The new crew in charge of Alexion $ALXN is pulling up stakes from New Haven, CT and moving its headquarters to the big biopharma hub in Boston/Cambridge. And the dramatic move will come with some big layoffs.
In a top-to-bottom revamp, Alexion CEO Ludwig Hantson announced plans to downsize R&D as it reorganized the pipeline. The biopharma company also plans to shutter a variety of facilities, including the Alexion Rhode Island manufacturing facility and “certain regional and country-based offices.” And it will spend up to $440 million in a shakeup that includes layoffs in the commercial group as well as administrative offices as it moves 400 jobs to Boston.
Alexion’s HQ is headed for a new office building under construction on the South Boston waterfront, where it’s taking 150,000 square feet. And the Boston Business Journal reports that it will shutter a location it has in Lexington, acquired in the $8.4 billion Synageva buyout — now largely written off as a bust of epic proportions.
In a call with analysts Tuesday morning, the CEO outlined plans to lay off 20% of its workforce, which would account for more than 600 staffers out of the 3,121 employed at the company at the end of 2016. The restructuring is designed to free up $250 million in annual spending, $100 million of which will be steered to new business development deals — an array of planned licensing pacts, partnerships and bolt-on acquisitions — as well as new trials for ‘1210 and other experimental therapies.
“It’s core for the strategy to rebuild the pipeline,” noted CFO Paul Clancy, who joined Alexion from Biogen two months ago.
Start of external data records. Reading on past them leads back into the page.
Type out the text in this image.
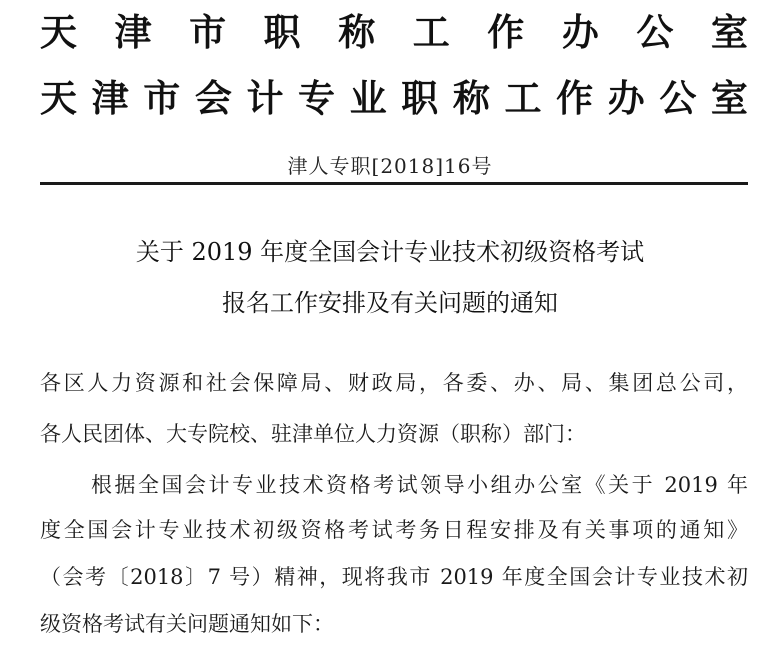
天 津 市 职 称 工 作 办 公 室
天 津 市 会 计 专 业 职 称 工 作 办 公 室
津人专职[2018]16号
关于 2019 年度全国会计专业技术初级资格考试
报名工作安排及有关问题的通知
各区人力资源和社会保障局、财政局，各委、办、局、集团总公司，
各人民团体、大专院校、驻津单位人力资源（职称）部门：
根据全国会计专业技术资格考试领导小组办公室《关于 2019 年
度全国会计专业技术初级资格考试考务日程安排及有关事项的通知》
（会考〔2018〕7 号）精神，现将我市 2019 年度全国会计专业技术初
级资格考试有关问题通知如下：
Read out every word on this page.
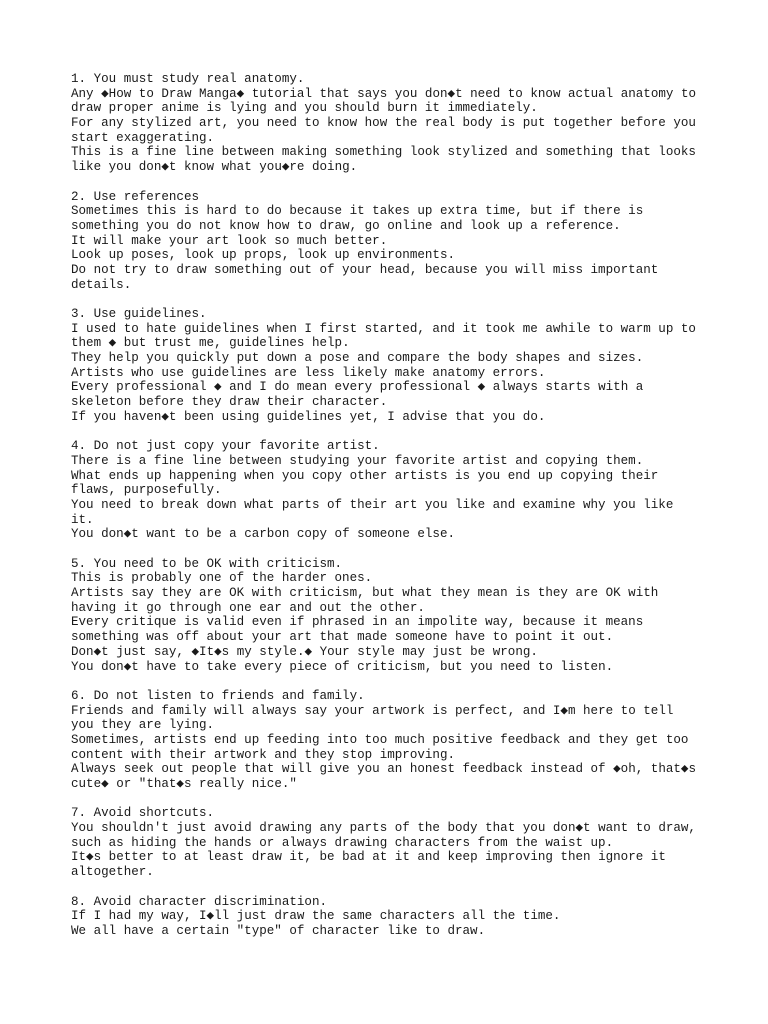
1. You must study real anatomy.
Any ◆How to Draw Manga◆ tutorial that says you don◆t need to know actual anatomy to
draw proper anime is lying and you should burn it immediately.
For any stylized art, you need to know how the real body is put together before you
start exaggerating.
This is a fine line between making something look stylized and something that looks
like you don◆t know what you◆re doing.
2. Use references
Sometimes this is hard to do because it takes up extra time, but if there is
something you do not know how to draw, go online and look up a reference.
It will make your art look so much better.
Look up poses, look up props, look up environments.
Do not try to draw something out of your head, because you will miss important
details.
3. Use guidelines.
I used to hate guidelines when I first started, and it took me awhile to warm up to
them ◆ but trust me, guidelines help.
They help you quickly put down a pose and compare the body shapes and sizes.
Artists who use guidelines are less likely make anatomy errors.
Every professional ◆ and I do mean every professional ◆ always starts with a
skeleton before they draw their character.
If you haven◆t been using guidelines yet, I advise that you do.
4. Do not just copy your favorite artist.
There is a fine line between studying your favorite artist and copying them.
What ends up happening when you copy other artists is you end up copying their
flaws, purposefully.
You need to break down what parts of their art you like and examine why you like
it.
You don◆t want to be a carbon copy of someone else.
5. You need to be OK with criticism.
This is probably one of the harder ones.
Artists say they are OK with criticism, but what they mean is they are OK with
having it go through one ear and out the other.
Every critique is valid even if phrased in an impolite way, because it means
something was off about your art that made someone have to point it out.
Don◆t just say, ◆It◆s my style.◆ Your style may just be wrong.
You don◆t have to take every piece of criticism, but you need to listen.
6. Do not listen to friends and family.
Friends and family will always say your artwork is perfect, and I◆m here to tell
you they are lying.
Sometimes, artists end up feeding into too much positive feedback and they get too
content with their artwork and they stop improving.
Always seek out people that will give you an honest feedback instead of ◆oh, that◆s
cute◆ or "that◆s really nice."
7. Avoid shortcuts.
You shouldn't just avoid drawing any parts of the body that you don◆t want to draw,
such as hiding the hands or always drawing characters from the waist up.
It◆s better to at least draw it, be bad at it and keep improving then ignore it
altogether.
8. Avoid character discrimination.
If I had my way, I◆ll just draw the same characters all the time.
We all have a certain "type" of character like to draw.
So you can look forward to a new stream of deals, most focused on Phase I and Phase II assets ahead of proof-of-concept data.
Alexion’s shares slid 1% in early trading trading.
Alexion is moving fast, planning to relocate 400 positions by mid-2018, while leaving 450 jobs in New Haven. It’s all part of a three-prong strategy that involves big changes in R&D, a new structure for facilities with more outsourcing on manufacturing — all playing out over the next 12 months.
“By streamlining our operations we will create a leaner organization with greater financial flexibility that is highly focused on delivering for patients, growing our rare disease business, and both leveraging our leadership in complement and pursuing disciplined business development to expand the pipeline,” said Hantson. “These types of changes are difficult and we recognize that they have a personal impact on people who have been dedicated to the mission of Alexion.”
Hantson took over as CEO at Alexion after a probe in the company’s marketing practices led to the quick exit of two top execs. He followed up by revamping the executive team and announcing a pipeline do-over, dropping ALXN1101 (cPMP replacement therapy) and ALXN6000 (samalizumab), looking for buyers to pick these therapies up. The biotech also punted an ambitious effort on a range of preclinical pacts with Moderna, Blueprint and Arbutus.
Alexion faces a serious challenge, relying for the bulk of its revenue on Soliris, one of the world’s most expensive therapies, with a weak pipeline to back it up in offering new drugs when its patents start to expire.
In the makeover at Alexion, Hantson evidently wants to return to Boston/Cambridge, where he based the spinoff Baxalta before Shire bought it out.